Cyrah Dardas
Cyrah Dardas is a Queer, eco-feminist artist and care worker living in Detroit /Waawiyaatanong, Anishinaabe territory. Dardas uses her art practice as a tool in remembering the lost relationships between humans and non-human beings because of the extractive nature of capitalism by regulating and healing our collective body to restore interdependency. Cyrah’s work is informed by their experiences in childcare, gardening, as a member of an artist cooperative, Portal For and through their work with natural fibers, earth pigments, and botanical inks. Their practice is deeply rooted in ritualized art making, using the process as well as the work itself as a tool for grief composition, and collective healing .

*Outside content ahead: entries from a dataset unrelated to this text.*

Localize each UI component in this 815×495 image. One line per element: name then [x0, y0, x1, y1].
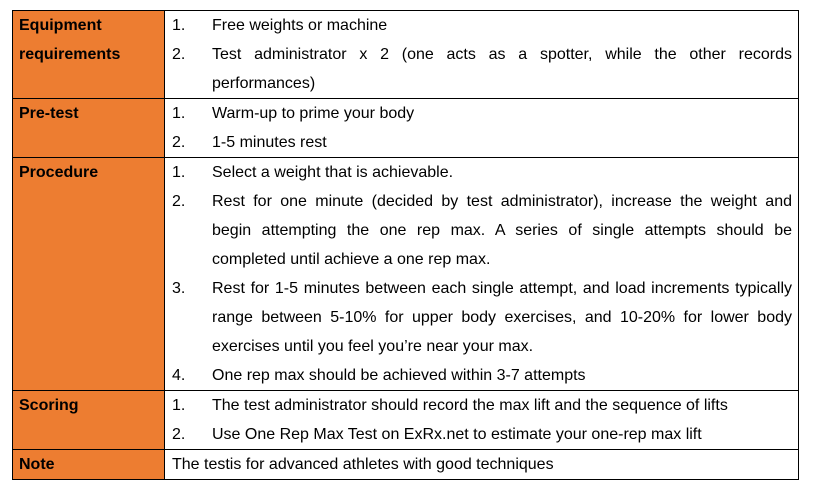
item-number: 3. — [172, 280, 186, 297]
list-item — [172, 158, 792, 187]
list-item — [172, 128, 792, 157]
row-content-note — [165, 450, 799, 480]
list-item — [172, 11, 792, 40]
item-text: Rest for one minute (decided by test administrator), increase the weight and begin attempting the one rep max. A series of single attempts should be completed until achieve a one rep max. — [212, 193, 792, 268]
item-text: Rest for 1-5 minutes between each single attempt, and load increments typically range between 5-10% for upper body exercises, and 10-20% for lower body exercises until you feel you’re near your max. — [212, 280, 792, 355]
row-header-pretest: Pre-test — [13, 99, 165, 158]
table-row-scoring — [13, 391, 799, 450]
item-number: 2. — [172, 134, 186, 151]
fitness-test-table — [12, 10, 799, 480]
list-item — [172, 40, 792, 98]
note-text: The testis for advanced athletes with good techniques — [172, 456, 554, 473]
list-item — [172, 361, 792, 390]
item-text: The test administrator should record the max lift and the sequence of lifts — [212, 397, 728, 414]
item-number: 1. — [172, 17, 186, 34]
item-text: 1-5 minutes rest — [212, 134, 327, 151]
row-header-procedure: Procedure — [13, 158, 165, 391]
item-number: 4. — [172, 367, 186, 384]
item-text: Use One Rep Max Test on ExRx.net to estimate your one-rep max lift — [212, 426, 702, 443]
item-number: 1. — [172, 397, 186, 414]
item-number: 2. — [172, 193, 186, 210]
pretest-list — [172, 99, 792, 157]
table-row-note — [13, 450, 799, 480]
row-header-scoring: Scoring — [13, 391, 165, 450]
table-row-procedure — [13, 158, 799, 391]
row-header-equipment: Equipment requirements — [13, 11, 165, 99]
item-number: 1. — [172, 105, 186, 122]
item-number: 2. — [172, 46, 186, 63]
scoring-list — [172, 391, 792, 449]
row-header-note: Note — [13, 450, 165, 480]
list-item — [172, 187, 792, 274]
list-item — [172, 274, 792, 361]
item-text: Select a weight that is achievable. — [212, 164, 454, 181]
row-content-pretest — [165, 99, 799, 158]
table-row-equipment — [13, 11, 799, 99]
item-number: 2. — [172, 426, 186, 443]
row-content-procedure — [165, 158, 799, 391]
list-item — [172, 391, 792, 420]
item-text: Warm-up to prime your body — [212, 105, 415, 122]
list-item — [172, 99, 792, 128]
item-text: Free weights or machine — [212, 17, 388, 34]
row-content-equipment — [165, 11, 799, 99]
procedure-list — [172, 158, 792, 390]
item-text: Test administrator x 2 (one acts as a spotter, while the other records performances) — [212, 46, 792, 92]
equipment-list — [172, 11, 792, 98]
table-row-pretest — [13, 99, 799, 158]
list-item — [172, 420, 792, 449]
row-content-scoring — [165, 391, 799, 450]
item-text: One rep max should be achieved within 3-7 attempts — [212, 367, 586, 384]
item-number: 1. — [172, 164, 186, 181]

To each of those, the ones who leave - Artist statement:
This piece is an archive of a practice I began to process my experience of displacement due to familial and intimate partner violence. In it I articulate a process of healing through a somatic relating to earth and place; finding home through an experiential and relational movement based learning.

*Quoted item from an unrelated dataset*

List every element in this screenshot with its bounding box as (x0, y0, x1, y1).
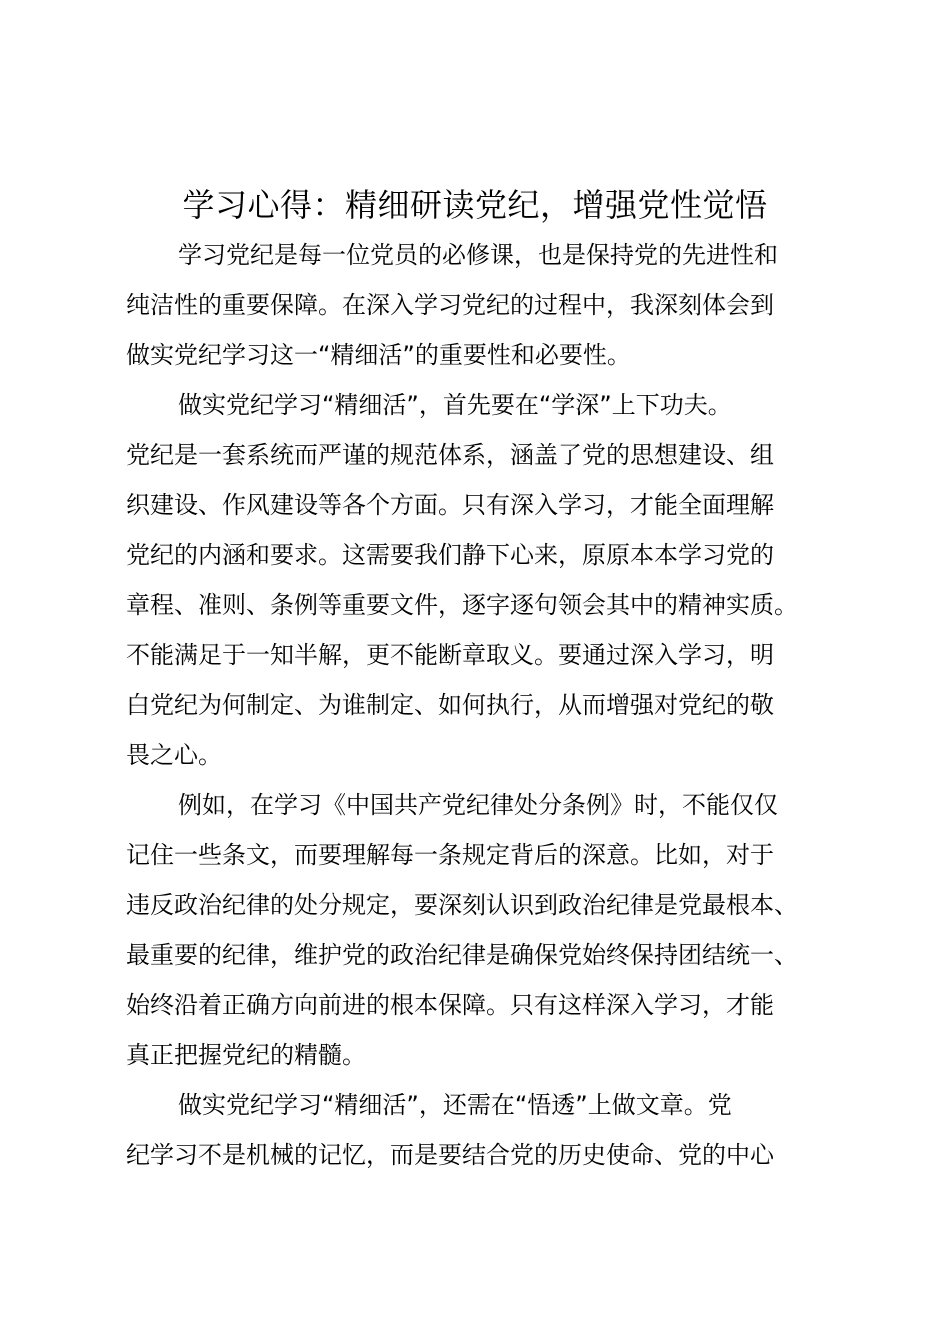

I consider this experience within the more macro and systemic forms of violent displacement we experience/d that forces us to relinquish our homes, belongings and belonging in search of safety and wellbeing.

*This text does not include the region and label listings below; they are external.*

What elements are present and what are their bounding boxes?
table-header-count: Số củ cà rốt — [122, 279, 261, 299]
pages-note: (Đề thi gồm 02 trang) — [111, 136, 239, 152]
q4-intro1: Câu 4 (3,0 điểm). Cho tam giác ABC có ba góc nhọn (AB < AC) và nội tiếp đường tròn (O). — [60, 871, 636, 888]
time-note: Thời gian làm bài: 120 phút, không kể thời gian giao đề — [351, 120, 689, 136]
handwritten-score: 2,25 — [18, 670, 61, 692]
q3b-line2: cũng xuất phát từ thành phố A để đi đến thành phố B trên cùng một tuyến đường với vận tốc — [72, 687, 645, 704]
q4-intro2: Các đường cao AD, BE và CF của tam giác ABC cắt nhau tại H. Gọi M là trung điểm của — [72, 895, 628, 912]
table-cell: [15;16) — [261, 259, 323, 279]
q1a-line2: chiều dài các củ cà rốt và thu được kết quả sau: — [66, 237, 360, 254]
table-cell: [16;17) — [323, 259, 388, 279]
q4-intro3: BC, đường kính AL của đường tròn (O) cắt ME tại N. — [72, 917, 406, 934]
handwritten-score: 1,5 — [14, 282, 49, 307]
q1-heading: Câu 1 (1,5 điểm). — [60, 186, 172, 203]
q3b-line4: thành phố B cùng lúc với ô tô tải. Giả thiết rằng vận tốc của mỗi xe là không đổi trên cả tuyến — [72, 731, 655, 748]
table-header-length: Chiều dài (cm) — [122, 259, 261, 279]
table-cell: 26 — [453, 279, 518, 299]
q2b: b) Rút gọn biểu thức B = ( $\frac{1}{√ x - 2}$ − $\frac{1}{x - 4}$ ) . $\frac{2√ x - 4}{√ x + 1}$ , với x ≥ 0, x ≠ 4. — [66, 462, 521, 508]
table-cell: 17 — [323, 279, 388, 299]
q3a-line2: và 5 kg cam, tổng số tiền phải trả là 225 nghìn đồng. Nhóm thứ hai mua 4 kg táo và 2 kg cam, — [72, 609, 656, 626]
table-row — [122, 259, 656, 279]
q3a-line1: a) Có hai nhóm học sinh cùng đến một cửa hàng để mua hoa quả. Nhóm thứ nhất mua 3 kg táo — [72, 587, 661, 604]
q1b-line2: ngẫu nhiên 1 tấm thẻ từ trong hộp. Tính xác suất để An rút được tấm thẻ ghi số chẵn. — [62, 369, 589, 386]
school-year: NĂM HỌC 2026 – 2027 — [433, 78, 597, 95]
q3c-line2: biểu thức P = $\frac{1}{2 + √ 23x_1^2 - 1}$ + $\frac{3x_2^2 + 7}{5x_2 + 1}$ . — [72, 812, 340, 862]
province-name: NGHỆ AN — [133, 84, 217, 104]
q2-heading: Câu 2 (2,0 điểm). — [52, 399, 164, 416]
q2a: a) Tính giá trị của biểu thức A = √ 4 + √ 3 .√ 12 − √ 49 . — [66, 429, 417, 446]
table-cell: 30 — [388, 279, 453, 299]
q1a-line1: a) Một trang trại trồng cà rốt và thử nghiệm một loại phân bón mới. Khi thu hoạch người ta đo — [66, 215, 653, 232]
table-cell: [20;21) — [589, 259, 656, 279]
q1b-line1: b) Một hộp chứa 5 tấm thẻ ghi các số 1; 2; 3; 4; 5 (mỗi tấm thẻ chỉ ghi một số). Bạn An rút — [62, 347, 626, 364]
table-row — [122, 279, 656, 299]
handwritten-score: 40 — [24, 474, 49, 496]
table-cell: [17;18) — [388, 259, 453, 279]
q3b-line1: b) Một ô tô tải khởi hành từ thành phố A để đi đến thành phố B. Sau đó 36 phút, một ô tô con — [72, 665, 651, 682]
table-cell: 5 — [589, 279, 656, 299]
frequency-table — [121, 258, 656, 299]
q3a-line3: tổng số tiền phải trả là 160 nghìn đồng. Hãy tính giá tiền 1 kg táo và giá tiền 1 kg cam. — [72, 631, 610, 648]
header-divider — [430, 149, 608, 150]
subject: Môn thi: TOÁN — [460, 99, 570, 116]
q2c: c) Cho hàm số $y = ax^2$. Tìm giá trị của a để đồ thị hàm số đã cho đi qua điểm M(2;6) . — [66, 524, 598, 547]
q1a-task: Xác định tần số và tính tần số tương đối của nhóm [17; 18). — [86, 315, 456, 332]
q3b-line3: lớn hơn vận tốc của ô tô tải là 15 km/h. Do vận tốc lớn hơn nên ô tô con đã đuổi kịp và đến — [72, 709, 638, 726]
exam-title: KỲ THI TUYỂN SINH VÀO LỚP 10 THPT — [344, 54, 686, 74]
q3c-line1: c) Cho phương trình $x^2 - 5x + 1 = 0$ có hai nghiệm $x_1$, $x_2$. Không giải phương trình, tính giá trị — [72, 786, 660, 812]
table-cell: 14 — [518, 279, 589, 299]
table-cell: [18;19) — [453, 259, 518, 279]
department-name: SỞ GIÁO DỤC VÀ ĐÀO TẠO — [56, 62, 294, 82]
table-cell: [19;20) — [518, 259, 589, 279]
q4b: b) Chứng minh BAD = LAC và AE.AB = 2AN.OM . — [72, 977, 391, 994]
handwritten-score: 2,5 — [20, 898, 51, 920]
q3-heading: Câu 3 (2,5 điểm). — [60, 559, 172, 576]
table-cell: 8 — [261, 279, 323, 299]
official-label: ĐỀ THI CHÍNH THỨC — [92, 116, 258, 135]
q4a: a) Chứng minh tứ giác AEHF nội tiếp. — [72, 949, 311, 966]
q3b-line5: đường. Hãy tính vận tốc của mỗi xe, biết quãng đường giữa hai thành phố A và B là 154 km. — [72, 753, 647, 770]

The site I am making this work on is the backyard of one of my former homes. Piece by piece this home and its once existing barn have crumbled over time leaving brick and fragments of home scattered around its parameter. After collecting the brick and debris I break it down into powder and use it as a drawing material, creating patterns on glass. I make this sculpture in the landscape to be seen and to be held here by it and consider it as a composting of my grief. The interaction between the movement of my body and the movement of earth; creating form, dissipating and reforming.